WashPost Columnist Slams 'Tainted Culture' of Fox News, But Trashed Clinton Accusers as 'Truth-Averse'

May 3rd, 2017 9:59 PM

In Wednesday's Washington Post, media columnist Margaret Sullivan read between the lines of a Rupert Murdoch memo to Fox News employees about the resignation of co-president Bill Shine. All Sullivan could read was happy talk and denial in a tainted culture of sexual abuse:

Shine, by all reports, was a primary enabler of the abusive Roger Ailes, who also “resigned” last summer after many women who had worked for him accused him of creating a disgusting culture in which sexual favors were expected as payment for career advancement....

Nowhere in Murdoch’s note is a word about the treatment of women and minorities at Fox. Nothing about cleaning up its tainted culture.

She concluded: "What’s happening at Fox may look like a thorough housecleaning. But it’s really more like a cleaning crew who believes that dimming the lights and sweeping the dirt under the rug are acceptable substitutes for what’s really needed: a mop, a bucket and some industrial-strength disinfectant."

This same Margaret brought an entirely different attitude to the abuse-enabling world of the Clintons. They needed no mops, no buckets, no disinfectant. It was the opposite. Bringing them disinfectant was a twisted, evil act. Why?
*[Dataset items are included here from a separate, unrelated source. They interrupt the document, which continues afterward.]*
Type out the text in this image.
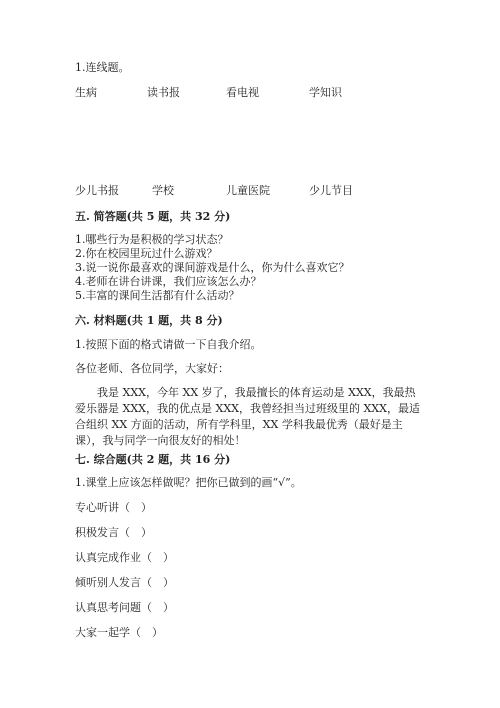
1.连线题。
生病	读书报	看电视	学知识
少儿书报	学校	儿童医院	少儿节目
五. 简答题(共 5 题，共 32 分)
1.哪些行为是积极的学习状态？
2.你在校园里玩过什么游戏？
3.说一说你最喜欢的课间游戏是什么，你为什么喜欢它？
4.老师在讲台讲课，我们应该怎么办？
5.丰富的课间生活都有什么活动？
六. 材料题(共 1 题，共 8 分)
1.按照下面的格式请做一下自我介绍。
各位老师、各位同学，大家好：
我是 XXX，今年 XX 岁了，我最擅长的体育运动是 XXX，我最热爱乐器是 XXX，我的优点是 XXX，我曾经担当过班级里的 XXX，最适合组织 XX 方面的活动，所有学科里，XX 学科我最优秀（最好是主课），我与同学一向很友好的相处！
七. 综合题(共 2 题，共 16 分)
1.课堂上应该怎样做呢？把你已做到的画“√”。
专心听讲（　）
积极发言（　）
认真完成作业（　）
倾听别人发言（　）
认真思考问题（　）
大家一起学（　）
Because supporting feminist causes strangely made the Clintons, man and enabling wife, immune to being measured by feminist ideals as they created their own tainted culture.

When Donald Trump brought to the second presidential debate the Clinton accusers Paula Jones (he dropped his pants and asked me to kiss it), Kathleen Willey (he put my hand on his crotch in the Oval Office), and Juanita Broaddrick (he raped me while biting my lip until it bled), the feminist disparaged them as a "twisted version of The Last Supper" -- apparently, the apostles of Christ transformed into the lying apprentices of Trump.

Breitbart News’s tone (and its millions of devoted followers) have come to define the tone and discourse of the Trump campaign: nasty, truth-averse and no-holds-barred. There’s Bannon to thank for much of that.

His approach certainly was on display Sunday night, particularly in the surreal gathering of women who have accused Bill Clinton of sexual misconduct, going back to the 1970s.

That pre-debate tableau in a hotel meeting room might as well have carried Bannon’s signature at the bottom. With Trump flanked at a long, narrow table by the Clinton accusers, it looked like a twisted version of “The Last Supper.”

Why is Fox presumed guilty when it settles sexual harassment cases and the Clintons presumed innocent when they settled for $850,000 with Paula Jones? Liberal bias. The news is fake when it's not pleasing to liberals. An objective media would want the truth in both cases.